Converting between the major text document formats isn’t always as simple and accessible as it should be. I’ve tended to use specific apps which (I think) handle different formats better than others, but there are some, like webarchives, which aren’t so easy to work with. That was until I discovered that macOS has a very good conversion tool built into it –
textutil uses the conversion libraries within Cocoa to effortlessly convert the text content of documents between any of the following: text, HTML, RTF, RTFD, Word .doc, Word .docx, WordML, ODT, and Webarchive.
The next time that you want to strip out the text content of a web page, simply save it as HTML or a Webarchive, and type a command like
textutil -convert txt myWebPage.webarchive
You’ll find its text written to myWebPage.txt.
There are some things that
textutil doesn’t handle: as the name suggests, it doesn’t convert any embedded images or graphics. There are the usual issues over the formatting of tables, equations, and other special blocks of text, although the following example shows that it does pretty well with these.
The original document was in Word .doc format, above, and converted to RTF, below, surprisingly well.
The main use for conversion is simple to invoke:
textutil -convert format input
format is one of
txt, html, rtf, rtfd, doc, docx, wordml, odt, or
input is the full name of the file to be converted.
You can also use it to concatenate two or more files, with or without conversion, using
textutil -cat format -output outputfile inputfiles
inputfiles is a list of files, such as *.rtf,
outputfile is the name of the file to be created, and
format is as above.
There are a lot of additional options, detailed in
man textutil. Two of the more useful ones specify the font and size to be used when converting plain text to RTF:
textutil -convert rtf -font Times -fontsize 11 filename.text
will set the text from filename.text in 11 point Times when converting it into RTF, for example.

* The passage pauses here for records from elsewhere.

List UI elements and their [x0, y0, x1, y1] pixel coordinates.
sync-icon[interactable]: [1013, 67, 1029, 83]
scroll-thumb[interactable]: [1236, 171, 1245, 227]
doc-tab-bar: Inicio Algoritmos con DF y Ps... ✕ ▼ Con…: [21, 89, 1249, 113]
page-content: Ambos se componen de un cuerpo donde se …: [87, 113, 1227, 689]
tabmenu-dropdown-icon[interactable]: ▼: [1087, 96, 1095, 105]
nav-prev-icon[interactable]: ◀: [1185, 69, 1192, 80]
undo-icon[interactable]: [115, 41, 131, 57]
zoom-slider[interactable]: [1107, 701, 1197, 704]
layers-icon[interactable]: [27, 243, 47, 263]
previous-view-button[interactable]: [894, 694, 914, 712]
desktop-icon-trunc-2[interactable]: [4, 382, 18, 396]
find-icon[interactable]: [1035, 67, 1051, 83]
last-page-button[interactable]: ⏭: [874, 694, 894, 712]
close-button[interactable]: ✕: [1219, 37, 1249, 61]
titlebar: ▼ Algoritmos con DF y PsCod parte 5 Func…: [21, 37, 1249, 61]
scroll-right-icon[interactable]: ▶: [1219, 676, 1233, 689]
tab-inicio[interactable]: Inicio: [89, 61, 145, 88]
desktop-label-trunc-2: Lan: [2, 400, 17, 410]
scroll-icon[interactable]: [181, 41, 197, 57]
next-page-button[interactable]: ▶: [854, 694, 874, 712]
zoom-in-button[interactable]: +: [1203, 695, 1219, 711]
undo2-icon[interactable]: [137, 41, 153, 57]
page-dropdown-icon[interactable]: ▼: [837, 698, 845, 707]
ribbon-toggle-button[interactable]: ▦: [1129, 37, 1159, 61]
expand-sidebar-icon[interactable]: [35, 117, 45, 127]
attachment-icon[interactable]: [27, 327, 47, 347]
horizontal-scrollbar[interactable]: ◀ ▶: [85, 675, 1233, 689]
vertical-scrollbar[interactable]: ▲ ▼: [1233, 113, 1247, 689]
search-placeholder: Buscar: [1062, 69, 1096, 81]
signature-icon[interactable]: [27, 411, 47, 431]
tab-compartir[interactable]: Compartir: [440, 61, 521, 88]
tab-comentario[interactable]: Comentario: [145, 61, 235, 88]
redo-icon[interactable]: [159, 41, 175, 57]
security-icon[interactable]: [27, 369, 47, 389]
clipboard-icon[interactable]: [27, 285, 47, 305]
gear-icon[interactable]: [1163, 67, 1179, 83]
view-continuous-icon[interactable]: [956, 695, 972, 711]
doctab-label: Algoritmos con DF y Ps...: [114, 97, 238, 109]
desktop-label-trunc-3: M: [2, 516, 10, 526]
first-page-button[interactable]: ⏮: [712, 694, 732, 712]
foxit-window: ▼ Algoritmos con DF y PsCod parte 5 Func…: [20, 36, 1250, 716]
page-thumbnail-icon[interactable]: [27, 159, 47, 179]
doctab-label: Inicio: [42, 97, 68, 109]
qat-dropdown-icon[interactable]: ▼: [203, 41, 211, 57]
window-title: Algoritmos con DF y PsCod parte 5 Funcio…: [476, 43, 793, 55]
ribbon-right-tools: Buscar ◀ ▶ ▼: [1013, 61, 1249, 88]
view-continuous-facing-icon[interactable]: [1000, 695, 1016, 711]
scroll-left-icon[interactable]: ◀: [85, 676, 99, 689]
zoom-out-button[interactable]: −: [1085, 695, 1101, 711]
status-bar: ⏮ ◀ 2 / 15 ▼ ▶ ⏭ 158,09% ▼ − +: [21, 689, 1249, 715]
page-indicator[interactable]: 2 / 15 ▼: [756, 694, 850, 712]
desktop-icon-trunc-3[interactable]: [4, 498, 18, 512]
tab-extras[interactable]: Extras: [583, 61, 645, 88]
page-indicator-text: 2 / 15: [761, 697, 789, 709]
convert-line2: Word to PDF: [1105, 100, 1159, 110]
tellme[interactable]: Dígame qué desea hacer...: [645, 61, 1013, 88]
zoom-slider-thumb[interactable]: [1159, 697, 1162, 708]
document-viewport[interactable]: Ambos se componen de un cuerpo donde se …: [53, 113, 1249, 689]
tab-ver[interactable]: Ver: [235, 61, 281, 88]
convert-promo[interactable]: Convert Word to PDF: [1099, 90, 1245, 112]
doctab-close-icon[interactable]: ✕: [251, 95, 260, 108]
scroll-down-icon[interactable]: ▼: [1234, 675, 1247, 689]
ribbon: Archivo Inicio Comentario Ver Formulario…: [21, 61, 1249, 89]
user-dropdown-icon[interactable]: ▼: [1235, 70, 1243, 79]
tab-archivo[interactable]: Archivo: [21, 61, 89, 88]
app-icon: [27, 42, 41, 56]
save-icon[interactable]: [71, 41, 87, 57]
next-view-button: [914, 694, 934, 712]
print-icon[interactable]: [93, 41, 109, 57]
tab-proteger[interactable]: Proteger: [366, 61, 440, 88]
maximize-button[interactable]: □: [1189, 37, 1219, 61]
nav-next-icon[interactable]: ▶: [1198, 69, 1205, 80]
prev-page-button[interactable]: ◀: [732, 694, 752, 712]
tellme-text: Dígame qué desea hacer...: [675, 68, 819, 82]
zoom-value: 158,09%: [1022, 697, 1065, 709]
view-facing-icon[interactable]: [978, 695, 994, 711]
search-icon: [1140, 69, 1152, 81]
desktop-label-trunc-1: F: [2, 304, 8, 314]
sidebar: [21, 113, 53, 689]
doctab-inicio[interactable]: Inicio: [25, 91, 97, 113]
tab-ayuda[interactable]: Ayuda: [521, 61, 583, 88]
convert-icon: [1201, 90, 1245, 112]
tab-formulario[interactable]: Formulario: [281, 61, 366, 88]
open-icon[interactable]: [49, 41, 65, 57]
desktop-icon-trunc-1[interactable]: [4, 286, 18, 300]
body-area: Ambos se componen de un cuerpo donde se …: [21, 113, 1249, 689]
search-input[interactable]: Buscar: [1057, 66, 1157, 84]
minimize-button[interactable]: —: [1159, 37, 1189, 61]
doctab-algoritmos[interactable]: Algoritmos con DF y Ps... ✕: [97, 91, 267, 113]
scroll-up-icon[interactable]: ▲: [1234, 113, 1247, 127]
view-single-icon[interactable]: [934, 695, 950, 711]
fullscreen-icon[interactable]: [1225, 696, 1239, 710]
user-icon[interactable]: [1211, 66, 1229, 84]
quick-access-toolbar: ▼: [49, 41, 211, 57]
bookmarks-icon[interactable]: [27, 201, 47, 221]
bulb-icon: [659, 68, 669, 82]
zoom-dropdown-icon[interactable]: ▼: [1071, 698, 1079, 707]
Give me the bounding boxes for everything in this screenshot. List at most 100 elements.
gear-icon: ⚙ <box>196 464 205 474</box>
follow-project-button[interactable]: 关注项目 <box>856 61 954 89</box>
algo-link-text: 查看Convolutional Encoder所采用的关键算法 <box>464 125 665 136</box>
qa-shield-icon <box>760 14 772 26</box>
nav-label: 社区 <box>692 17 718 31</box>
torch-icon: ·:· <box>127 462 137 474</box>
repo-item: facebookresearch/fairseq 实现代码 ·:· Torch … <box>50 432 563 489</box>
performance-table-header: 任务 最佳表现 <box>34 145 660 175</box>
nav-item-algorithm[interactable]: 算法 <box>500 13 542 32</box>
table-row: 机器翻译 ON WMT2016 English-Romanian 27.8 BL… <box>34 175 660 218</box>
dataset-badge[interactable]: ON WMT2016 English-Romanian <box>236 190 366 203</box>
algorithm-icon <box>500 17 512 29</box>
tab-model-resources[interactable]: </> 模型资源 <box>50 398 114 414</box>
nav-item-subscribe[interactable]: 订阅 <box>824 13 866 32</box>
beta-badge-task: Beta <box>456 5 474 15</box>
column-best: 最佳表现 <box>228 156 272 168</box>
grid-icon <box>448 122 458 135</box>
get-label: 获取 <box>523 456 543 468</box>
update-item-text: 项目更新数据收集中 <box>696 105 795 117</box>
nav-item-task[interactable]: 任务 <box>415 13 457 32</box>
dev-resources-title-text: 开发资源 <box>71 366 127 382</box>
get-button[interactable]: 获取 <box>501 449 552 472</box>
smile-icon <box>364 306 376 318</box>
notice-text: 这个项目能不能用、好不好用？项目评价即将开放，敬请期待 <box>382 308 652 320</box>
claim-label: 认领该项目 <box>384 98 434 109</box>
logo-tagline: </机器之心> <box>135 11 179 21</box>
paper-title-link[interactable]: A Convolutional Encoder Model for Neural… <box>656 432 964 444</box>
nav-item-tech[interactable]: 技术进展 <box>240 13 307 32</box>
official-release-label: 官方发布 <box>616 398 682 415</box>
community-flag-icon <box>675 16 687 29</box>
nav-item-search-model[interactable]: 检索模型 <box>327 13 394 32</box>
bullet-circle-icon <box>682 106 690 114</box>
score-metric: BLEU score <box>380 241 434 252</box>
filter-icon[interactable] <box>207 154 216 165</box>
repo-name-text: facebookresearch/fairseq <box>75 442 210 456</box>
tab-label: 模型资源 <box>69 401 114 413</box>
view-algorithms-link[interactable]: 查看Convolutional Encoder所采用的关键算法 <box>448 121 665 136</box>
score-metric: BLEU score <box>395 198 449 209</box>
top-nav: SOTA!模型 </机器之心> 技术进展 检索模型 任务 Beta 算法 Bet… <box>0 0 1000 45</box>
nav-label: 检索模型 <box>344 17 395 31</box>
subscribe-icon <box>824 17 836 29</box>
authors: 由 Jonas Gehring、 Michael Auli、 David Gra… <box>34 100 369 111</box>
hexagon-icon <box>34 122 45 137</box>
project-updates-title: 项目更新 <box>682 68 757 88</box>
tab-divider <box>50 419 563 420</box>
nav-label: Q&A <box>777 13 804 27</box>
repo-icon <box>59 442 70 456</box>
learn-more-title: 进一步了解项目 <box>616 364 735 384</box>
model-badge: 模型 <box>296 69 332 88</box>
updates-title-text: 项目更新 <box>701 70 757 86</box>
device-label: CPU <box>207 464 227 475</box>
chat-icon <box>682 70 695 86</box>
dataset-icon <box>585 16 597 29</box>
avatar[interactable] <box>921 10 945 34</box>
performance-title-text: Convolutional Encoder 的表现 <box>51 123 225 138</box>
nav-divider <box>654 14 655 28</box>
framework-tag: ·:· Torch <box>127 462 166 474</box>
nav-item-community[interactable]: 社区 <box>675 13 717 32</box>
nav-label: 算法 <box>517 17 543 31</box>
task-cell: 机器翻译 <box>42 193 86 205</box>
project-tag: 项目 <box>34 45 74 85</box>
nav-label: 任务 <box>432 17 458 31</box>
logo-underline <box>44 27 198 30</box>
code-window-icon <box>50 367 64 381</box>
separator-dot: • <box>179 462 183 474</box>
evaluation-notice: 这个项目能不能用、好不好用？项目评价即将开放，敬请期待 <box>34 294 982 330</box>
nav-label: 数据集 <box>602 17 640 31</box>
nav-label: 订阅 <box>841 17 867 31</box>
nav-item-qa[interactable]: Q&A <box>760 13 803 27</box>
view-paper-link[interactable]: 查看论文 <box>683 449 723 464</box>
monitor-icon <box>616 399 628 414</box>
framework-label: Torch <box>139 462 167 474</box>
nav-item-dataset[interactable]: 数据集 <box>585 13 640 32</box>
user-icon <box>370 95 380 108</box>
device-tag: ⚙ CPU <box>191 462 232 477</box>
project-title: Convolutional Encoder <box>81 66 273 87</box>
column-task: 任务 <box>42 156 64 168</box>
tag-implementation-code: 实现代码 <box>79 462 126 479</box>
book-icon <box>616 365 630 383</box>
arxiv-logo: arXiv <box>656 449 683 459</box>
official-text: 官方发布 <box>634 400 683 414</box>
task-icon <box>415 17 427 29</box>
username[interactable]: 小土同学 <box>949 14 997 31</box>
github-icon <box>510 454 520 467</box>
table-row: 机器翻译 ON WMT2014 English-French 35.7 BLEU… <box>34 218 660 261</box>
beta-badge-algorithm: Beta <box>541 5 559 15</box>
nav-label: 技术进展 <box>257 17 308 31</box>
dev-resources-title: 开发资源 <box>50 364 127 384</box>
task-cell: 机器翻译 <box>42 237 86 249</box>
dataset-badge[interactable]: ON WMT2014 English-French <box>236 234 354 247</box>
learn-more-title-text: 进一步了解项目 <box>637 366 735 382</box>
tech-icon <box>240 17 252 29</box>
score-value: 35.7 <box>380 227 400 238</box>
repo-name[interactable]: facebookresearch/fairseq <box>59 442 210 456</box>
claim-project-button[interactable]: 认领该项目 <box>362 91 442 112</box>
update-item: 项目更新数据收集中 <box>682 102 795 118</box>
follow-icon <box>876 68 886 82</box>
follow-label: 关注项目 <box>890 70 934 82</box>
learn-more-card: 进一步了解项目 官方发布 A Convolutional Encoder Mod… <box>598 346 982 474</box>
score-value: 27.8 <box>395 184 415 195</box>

You can also use this tool to show information about a file in any of the supported formats:
textutil -info myFile.docx
for example might return
Type: Office Open XML format
Size: 126039 bytes
Length: 3408 characters
Author: Howard Oakley
Last Editor: Howard Oakley
Created: 2015-03-06 09:06:00 +0000
Last Modified: 2015-03-06 10:48:00 +0000
Contents: Two very short synopses...
If you use
textutil to edit the metadata of a document, note that those options refer to those metadata which are embedded in the document data itself, such as the Title of a Word .doc or .docx file.
textutil cannot change the extended attributes of the files which it converts.